El abrazo de Mortensen y Seydoux en «Crímenes del futuro»

Algunas imágenes de Crímenes del futuro —el abrazo desnudo de Saul y Caprice o el instante postrero del film que, obviamente, no revelaremos— hermanan de forma especial a los protagonistas con James y Catherine, acaso también con los hermanos gemelos de Inseparables. El éxtasis y la perfección que buscan todos ellos resulta al final inalcanzable o mortal, y lo único que les queda es esa adicción irrefrenable que les lleva una y otra vez a tratar de reproducir una sensación que no lograrán experimentar. Es obvio que las drogas y sus efectos han sido siempre un motivo de gran inspiración en el cine de nuestro hombre, que trata recurrentemente sobre una dependencia enfermiza y morbosa, el tránsito que se produce entre esos primeros planos insinuantes que parecen invitarnos a la curiosidad y la pasión de unas criaturas incurablemente insatisfechas que, en Crash, yacen entrelazados junto a la carretera tras un accidente con rasgos de coito o en esos lechos tecno-orgánicos de Crímenes del futuro.

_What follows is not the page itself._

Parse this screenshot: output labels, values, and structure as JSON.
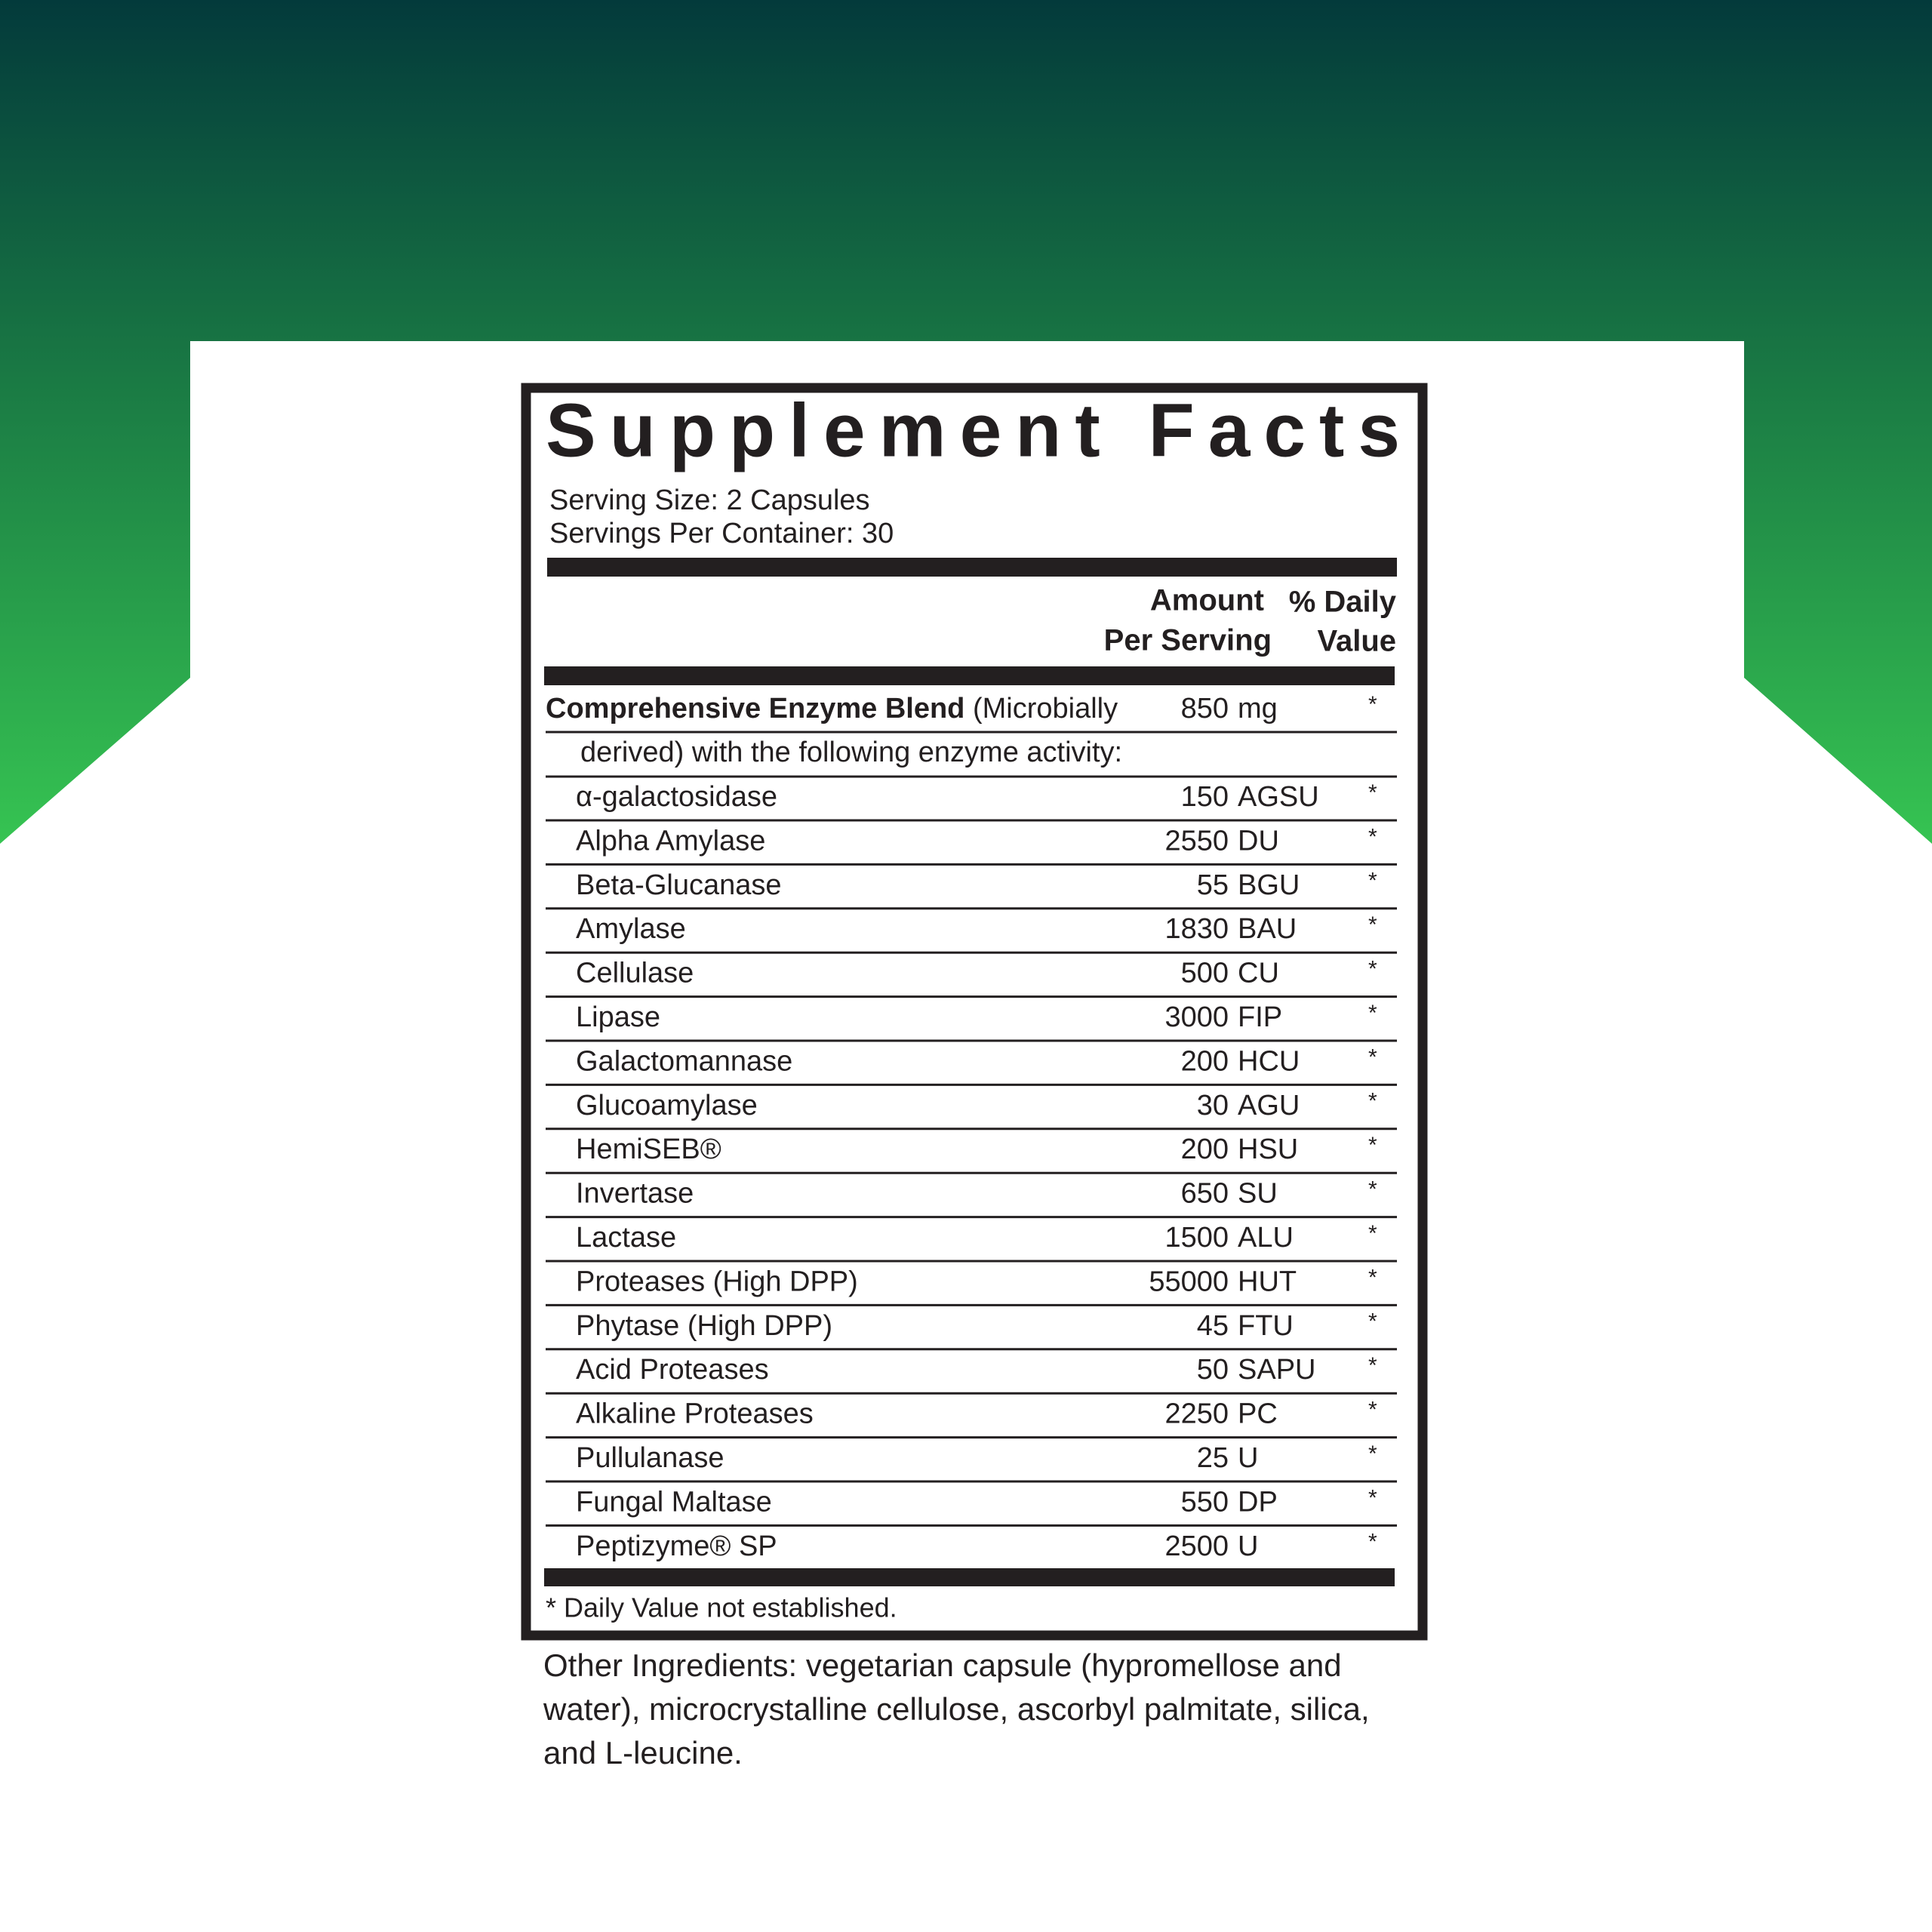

Al final, lo que nos muestra la filmografía de Cronenberg hasta hoy es la persistencia de unas imágenes y la consumación de un estilo, como si se tratara de un escultor que ha dedicado toda su vida al perfeccionamiento de un mismo motivo, figuras reproduciendo unos determinados gestos de manera cada vez más refinada. No podemos obviar que la película que nos ocupa comparte título con el primer largometraje del cineasta, Crimes of the Future (1970), del que no es en absoluto un remake pero guarda significativas concomitancias: un futuro marcado por la mutación de la naturaleza humana, unos escenarios indefinidos e inquietantes, el motivo de la generación espontánea de nuevos órganos en el interior del cuerpo, una sexualidad enrarecida y fetichista… Como si Cronenberg quisiera subrayar una cierta circularidad en su recorrido, una conexión entre los orígenes de su cine y la consumación ahora de una obra de madurez. Así como sus personajes no llegan a alcanzar el sosiego para sus íntimas pulsiones, el cine no es una conquista sino un anhelo sempiterno, adictivo. Es un cuerpo mutante en el que las formas van cambiando pero no arriban nunca a la perfección, a un éxtasis final, solo alcanzan a reproducir sin fin un deseo incontrolable.

El éxtasis en «Crímenes del futuro»

Coda: siempre he pensado que el cine de Luis Buñuel tiene una descendencia exigua, selecta y poco evidente. En el cine de nuestro tiempo, quizás Cronenberg deba contarse entre esos escasos e insospechados herederos de lo buñueliano porque ha comprendido —¿como Claire Denis, como Paul Verhoeven…?— que lo que habita tras las imágenes, en definitiva, es sexo, puro sexo, nada más que sexo.